ELKHART — All Theresa Lewis wants is a small spot on the sprawling World War II memorial that covers part of a hallway wall in Elkhart City Hall.
An inch or so by six inches would suffice.
There, the Elkhart woman wants to place a small wooden nameplate reading “Leon Ellis Anglemyer.” That’s her father, a prisoner of war from World War II who grew up in Elkhart County and died here in 1964 when he was just 40 years old. The memorial at city hall honors those from the community who served in the war, and she noticed five or so years back that her dad’s name was absent among the many inscribed nameplates up there.
She’s been lobbying on and off ever since to get Anglemyer’s name on the memorial, largely without success. But she’ll keep at it.
“To some people it might seem trivial,” she said. “But for families who have had family in the service, it’s not trivial.”
Reps at city hall and the Elkhart County Veteran’s Service Office, contacted by The Elkhart Truth, initially passed the buck, each pointing the finger at the other as responsible for deciding who gets a spot on the memorial. Then Arvis Dawson, assistant to Mayor Dick Moore, relented.
"I don’t see any problem,“ Dawson said. Protocol needs to be followed, confirmation of the relevant details needs to made, he indicated, but steps would be taken to address the matter.
’MADE MY HEART SINK’
Enter city hall, go down a few steps to the lower level of the building and you’ll see three huge wooden boards containing name after name after name — those from the community who served in World War II. When Lewis first stumbled upon it while visiting city hall with a friend who had business there, she did a double take.
“I looked over at the A’s and there was no Leon Anglemyer, and that just kind of made my heart sink,” she said. Her friend looked for the name of her own father, also a World War II veteran, and found the Bristol man’s name.
Over the years, Lewis, who used to work as a registered nurse, hasn’t gotten much of a response from her efforts, so she came to The Elkhart Truth with her story. The urge for action intensifies about this time each year — around Memorial Day, Anglemyer’s July 5 birthday and the day of his death 50 years ago, June 10, 1964.
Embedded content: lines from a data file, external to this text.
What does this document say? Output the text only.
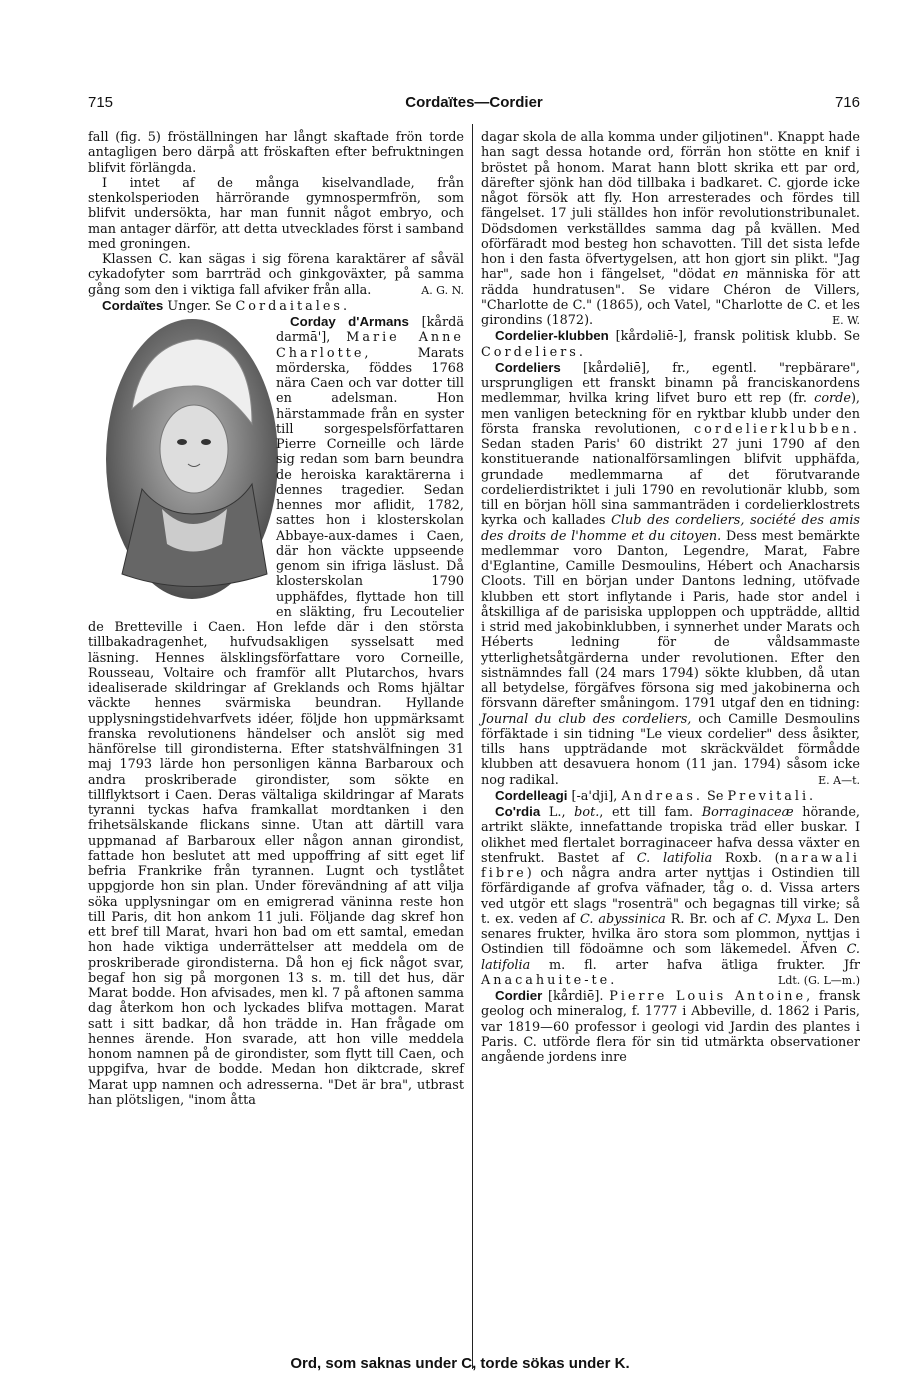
715	Cordaïtes—Cordier	716

fall (fig. 5) fröställningen har långt skaftade frön torde antagligen bero därpå att fröskaften efter befruktningen blifvit förlängda.

I intet af de många kiselvandlade, från stenkolsperioden härrörande gymnospermfrön, som blifvit undersökta, har man funnit något embryo, och man antager därför, att detta utvecklades först i samband med groningen.

Klassen C. kan sägas i sig förena karaktärer af såväl cykadofyter som barrträd och ginkgoväxter, på samma gång som den i viktiga fall afviker från alla.	A. G. N.

Cordaïtes Unger. Se Cordaitales.

Corday d'Armans [kårdä darmā'], Marie Anne Charlotte, Marats mörderska, föddes 1768 nära Caen och var dotter till en adelsman. Hon härstammade från en syster till sorgespelsförfattaren Pierre Corneille och lärde sig redan som barn beundra de heroiska karaktärerna i dennes tragedier. Sedan hennes mor aflidit, 1782, sattes hon i klosterskolan Abbaye-aux-dames i Caen, där hon väckte uppseende genom sin ifriga läslust. Då klosterskolan 1790 upphäfdes, flyttade hon till en släkting, fru Lecoutelier de Bretteville i Caen. Hon lefde där i den största tillbakadragenhet, hufvudsakligen sysselsatt med läsning. Hennes älsklingsförfattare voro Corneille, Rousseau, Voltaire och framför allt Plutarchos, hvars idealiserade skildringar af Greklands och Roms hjältar väckte hennes svärmiska beundran. Hyllande upplysningstidehvarfvets idéer, följde hon uppmärksamt franska revolutionens händelser och anslöt sig med hänförelse till girondisterna. Efter statshvälfningen 31 maj 1793 lärde hon personligen känna Barbaroux och andra proskriberade girondister, som sökte en tillflyktsort i Caen. Deras vältaliga skildringar af Marats tyranni tyckas hafva framkallat mordtanken i den frihetsälskande flickans sinne. Utan att därtill vara uppmanad af Barbaroux eller någon annan girondist, fattade hon beslutet att med uppoffring af sitt eget lif befria Frankrike från tyrannen. Lugnt och tystlåtet uppgjorde hon sin plan. Under förevändning af att vilja söka upplysningar om en emigrerad väninna reste hon till Paris, dit hon ankom 11 juli. Följande dag skref hon ett bref till Marat, hvari hon bad om ett samtal, emedan hon hade viktiga underrättelser att meddela om de proskriberade girondisterna. Då hon ej fick något svar, begaf hon sig på morgonen 13 s. m. till det hus, där Marat bodde. Hon afvisades, men kl. 7 på aftonen samma dag återkom hon och lyckades blifva mottagen. Marat satt i sitt badkar, då hon trädde in. Han frågade om hennes ärende. Hon svarade, att hon ville meddela honom namnen på de girondister, som flytt till Caen, och uppgifva, hvar de bodde. Medan hon diktcrade, skref Marat upp namnen och adresserna. "Det är bra", utbrast han plötsligen, "inom åtta

dagar skola de alla komma under giljotinen". Knappt hade han sagt dessa hotande ord, förrän hon stötte en knif i bröstet på honom. Marat hann blott skrika ett par ord, därefter sjönk han död tillbaka i badkaret. C. gjorde icke något försök att fly. Hon arresterades och fördes till fängelset. 17 juli ställdes hon inför revolutionstribunalet. Dödsdomen verkställdes samma dag på kvällen. Med oförfäradt mod besteg hon schavotten. Till det sista lefde hon i den fasta öfvertygelsen, att hon gjort sin plikt. "Jag har", sade hon i fängelset, "dödat en människa för att rädda hundratusen". Se vidare Chéron de Villers, "Charlotte de C." (1865), och Vatel, "Charlotte de C. et les girondins (1872).	E. W.

Cordelier-klubben [kårdəliē-], fransk politisk klubb. Se Cordeliers.

Cordeliers [kårdəliē], fr., egentl. "repbärare", ursprungligen ett franskt binamn på franciskanordens medlemmar, hvilka kring lifvet buro ett rep (fr. corde), men vanligen beteckning för en ryktbar klubb under den första franska revolutionen, cordelierklubben. Sedan staden Paris' 60 distrikt 27 juni 1790 af den konstituerande nationalförsamlingen blifvit upphäfda, grundade medlemmarna af det förutvarande cordelierdistriktet i juli 1790 en revolutionär klubb, som till en början höll sina sammanträden i cordelierklostrets kyrka och kallades Club des cordeliers, société des amis des droits de l'homme et du citoyen. Dess mest bemärkte medlemmar voro Danton, Legendre, Marat, Fabre d'Eglantine, Camille Desmoulins, Hébert och Anacharsis Cloots. Till en början under Dantons ledning, utöfvade klubben ett stort inflytande i Paris, hade stor andel i åtskilliga af de parisiska upploppen och uppträdde, alltid i strid med jakobinklubben, i synnerhet under Marats och Héberts ledning för de våldsammaste ytterlighetsåtgärderna under revolutionen. Efter den sistnämndes fall (24 mars 1794) sökte klubben, då utan all betydelse, förgäfves försona sig med jakobinerna och försvann därefter småningom. 1791 utgaf den en tidning: Journal du club des cordeliers, och Camille Desmoulins förfäktade i sin tidning "Le vieux cordelier" dess åsikter, tills hans uppträdande mot skräckväldet förmådde klubben att desavuera honom (11 jan. 1794) såsom icke nog radikal.	E. A—t.

Cordelleagi [-a'dji], Andreas. Se Previtali.

Co'rdia L., bot., ett till fam. Borraginaceæ hörande, artrikt släkte, innefattande tropiska träd eller buskar. I olikhet med flertalet borraginaceer hafva dessa växter en stenfrukt. Bastet af C. latifolia Roxb. (narawali fibre) och några andra arter nyttjas i Ostindien till förfärdigande af grofva väfnader, tåg o. d. Vissa arters ved utgör ett slags "rosenträ" och begagnas till virke; så t. ex. veden af C. abyssinica R. Br. och af C. Myxa L. Den senares frukter, hvilka äro stora som plommon, nyttjas i Ostindien till födoämne och som läkemedel. Äfven C. latifolia m. fl. arter hafva ätliga frukter. Jfr Anacahuite-te.	Ldt. (G. L—m.)

Cordier [kårdiē]. Pierre Louis Antoine, fransk geolog och mineralog, f. 1777 i Abbeville, d. 1862 i Paris, var 1819—60 professor i geologi vid Jardin des plantes i Paris. C. utförde flera för sin tid utmärkta observationer angående jordens inre

Ord, som saknas under C, torde sökas under K.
"I want, somewhere, his name to be listed with the people who served with him,” she said.
GRASS MEALS, RIFLE BUTTS
Today, a portrait of her father in his military garb decorates Lewis’ living room. The U.S. flag that draped his coffin and the purple heart and one of the bronze stars he earned from his service sit on a nearby stand.
Anglemyer, who grew up between Nappanee and Wakarusa, joined the U.S. Army in 1943 at the age of 19, eventually attaining the rank of corporal. He traveled to Europe, seeing action in Italy, France and Germany, and was taken prisoner by German troops Jan. 20, 1945, according to Lewis.
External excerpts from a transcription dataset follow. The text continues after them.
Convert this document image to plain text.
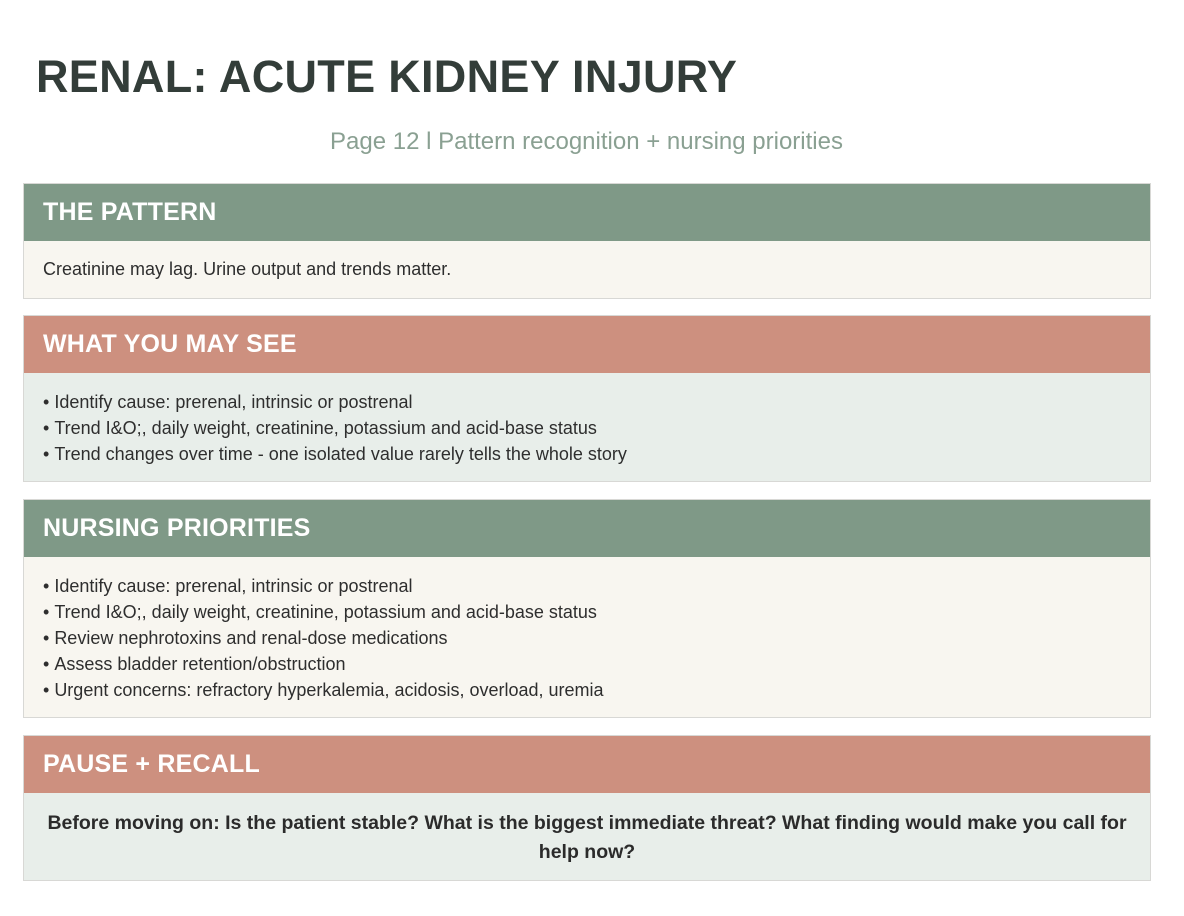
RENAL: ACUTE KIDNEY INJURY
Page 12 l Pattern recognition + nursing priorities
THE PATTERN
Creatinine may lag. Urine output and trends matter.
WHAT YOU MAY SEE
• Identify cause: prerenal, intrinsic or postrenal
• Trend I&O;, daily weight, creatinine, potassium and acid-base status
• Trend changes over time - one isolated value rarely tells the whole story
NURSING PRIORITIES
• Identify cause: prerenal, intrinsic or postrenal
• Trend I&O;, daily weight, creatinine, potassium and acid-base status
• Review nephrotoxins and renal-dose medications
• Assess bladder retention/obstruction
• Urgent concerns: refractory hyperkalemia, acidosis, overload, uremia
PAUSE + RECALL
Before moving on: Is the patient stable? What is the biggest immediate threat? What finding would make you call for help now?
He was liberated less than three months later, on April 16, 1945, but the experience in a POW camp left an impression. Anglemyer, who worked at Elkhart Products Corp. in Elkhart before passing, would later tell stories of having to eat grass to survive and of Germans butting him and other prisoners in the head with their rifles.
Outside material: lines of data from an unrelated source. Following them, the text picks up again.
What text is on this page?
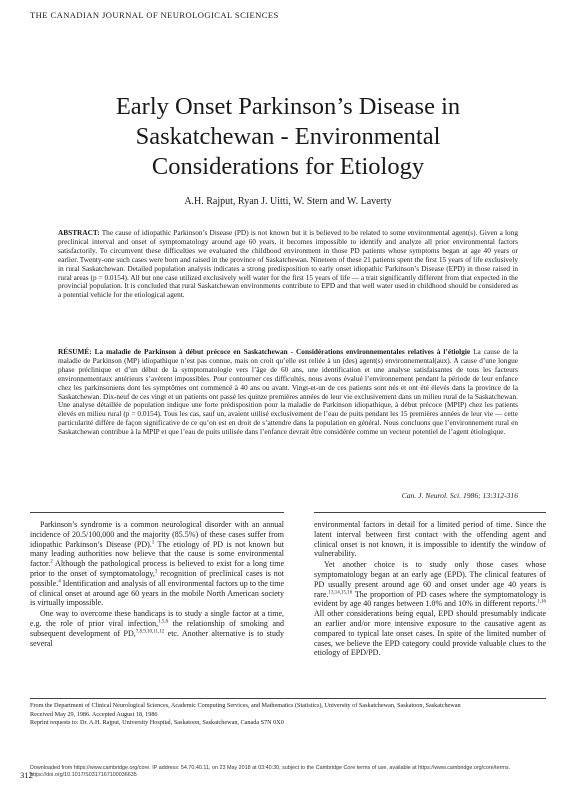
THE CANADIAN JOURNAL OF NEUROLOGICAL SCIENCES
Early Onset Parkinson’s Disease in
Saskatchewan - Environmental
Considerations for Etiology
A.H. Rajput, Ryan J. Uitti, W. Stern and W. Laverty
ABSTRACT: The cause of idiopathic Parkinson’s Disease (PD) is not known but it is believed to be related to some environmental agent(s). Given a long preclinical interval and onset of symptomatology around age 60 years, it becomes impossible to identify and analyze all prior environmental factors satisfactorily. To circumvent these difficulties we evaluated the childhood environment in those PD patients whose symptoms began at age 40 years or earlier. Twenty-one such cases were born and raised in the province of Saskatchewan. Nineteen of these 21 patients spent the first 15 years of life exclusively in rural Saskatchewan. Detailed population analysis indicates a strong predisposition to early onset idiopathic Parkinson’s Disease (EPD) in those raised in rural areas (p = 0.0154). All but one case utilized exclusively well water for the first 15 years of life — a trait significantly different from that expected in the provincial population. It is concluded that rural Saskatchewan environments contribute to EPD and that well water used in childhood should be considered as a potential vehicle for the etiological agent.
RÉSUMÉ: La maladie de Parkinson à début précoce en Saskatchewan - Considérations environnementales relatives à l’étiolgie La cause de la maladie de Parkinson (MP) idiopathique n’est pas connue, mais on croit qu’elle est reliée à un (des) agent(s) environnemental(aux). A cause d’une longue phase préclinique et d’un début de la symptomatologie vers l’âge de 60 ans, une identification et une analyse satisfaisantes de tous les facteurs environnementaux antérieurs s’avèrent impossibles. Pour contourner ces difficultés, nous avons évalué l’environnement pendant la période de leur enfance chez les parkinsoniens dont les symptômes ont commencé à 40 ans ou avant. Vingt-et-un de ces patients sont nés et ont été élevés dans la province de la Saskatchewan. Dix-neuf de ces vingt et un patients ont passé les quinze premières années de leur vie exclusivement dans un milieu rural de la Saskatchewan. Une analyse détaillée de population indique une forte prédisposition pour la maladie de Parkinson idiopathique, à début précoce (MPIP) chez les patients élevés en milieu rural (p = 0.0154). Tous les cas, sauf un, avaient utilisé exclusivement de l’eau de puits pendant les 15 premières années de leur vie — cette particularité diffère de façon significative de ce qu’on est en droit de s’attendre dans la population en général. Nous concluons que l’environnement rural en Saskatchewan contribue à la MPIP et que l’eau de puits utilisée dans l’enfance devrait être considérée comme un vecteur potentiel de l’agent étiologique.
Can. J. Neurol. Sci. 1986; 13:312-316

Parkinson’s syndrome is a common neurological disorder with an annual incidence of 20.5/100,000 and the majority (85.5%) of these cases suffer from idiopathic Parkinson’s Disease (PD).$^1$ The etiology of PD is not known but many leading authorities now believe that the cause is some environmental factor.$^2$ Although the pathological process is believed to exist for a long time prior to the onset of symptomatology,$^3$ recognition of preclinical cases is not possible.$^4$ Identification and analysis of all environmental factors up to the time of clinical onset at around age 60 years in the mobile North American society is virtually impossible.

One way to overcome these handicaps is to study a single factor at a time, e.g. the role of prior viral infection,$^{1,5,6}$ the relationship of smoking and subsequent development of PD,$^{7,8,9,10,11,12}$ etc. Another alternative is to study several

environmental factors in detail for a limited period of time. Since the latent interval between first contact with the offending agent and clinical onset is not known, it is impossible to identify the window of vulnerability.

Yet another choice is to study only those cases whose symptomatology began at an early age (EPD). The clinical features of PD usually present around age 60 and onset under age 40 years is rare.$^{13,14,15,16}$ The proportion of PD cases where the symptomatology is evident by age 40 ranges between 1.0% and 10% in different reports.$^{1,16}$ All other considerations being equal, EPD should presumably indicate an earlier and/or more intensive exposure to the causative agent as compared to typical late onset cases. In spite of the limited number of cases, we believe the EPD category could provide valuable clues to the etiology of EPD/PD.

From the Department of Clinical Neurological Sciences, Academic Computing Services, and Mathematics (Statistics), University of Saskatchewan, Saskatoon, Saskatchewan
Received May 29, 1986. Accepted August 18, 1986
Reprint requests to: Dr. A.H. Rajput, University Hospital, Saskatoon, Saskatchewan, Canada S7N 0X0
Downloaded from https://www.cambridge.org/core. IP address: 54.70.40.11, on 23 May 2018 at 03:40:30, subject to the Cambridge Core terms of use, available at https://www.cambridge.org/core/terms. https://doi.org/10.1017/S0317167100036635
312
Back in Indiana, Lewis remembers, her father never ate green vegetables because it brought back memories of the grass meals. He later died of a cerebral hemorrhage, and veterans officials indicated it may have stemmed from the rough treatment as a POW, she said.
Still Anglemyer soldiered on, she said, and while he may have been bruised, he wasn’t broken. That grit seems to be the motivating factor for Lewis, 50 years since her father’s death and nearly 70 years since his service in World War II.
"You’re going to make me cry," she said from the living room of her home, remembering her dad. “They didn’t break his spirit... Everything he went through, it didn’t break him.”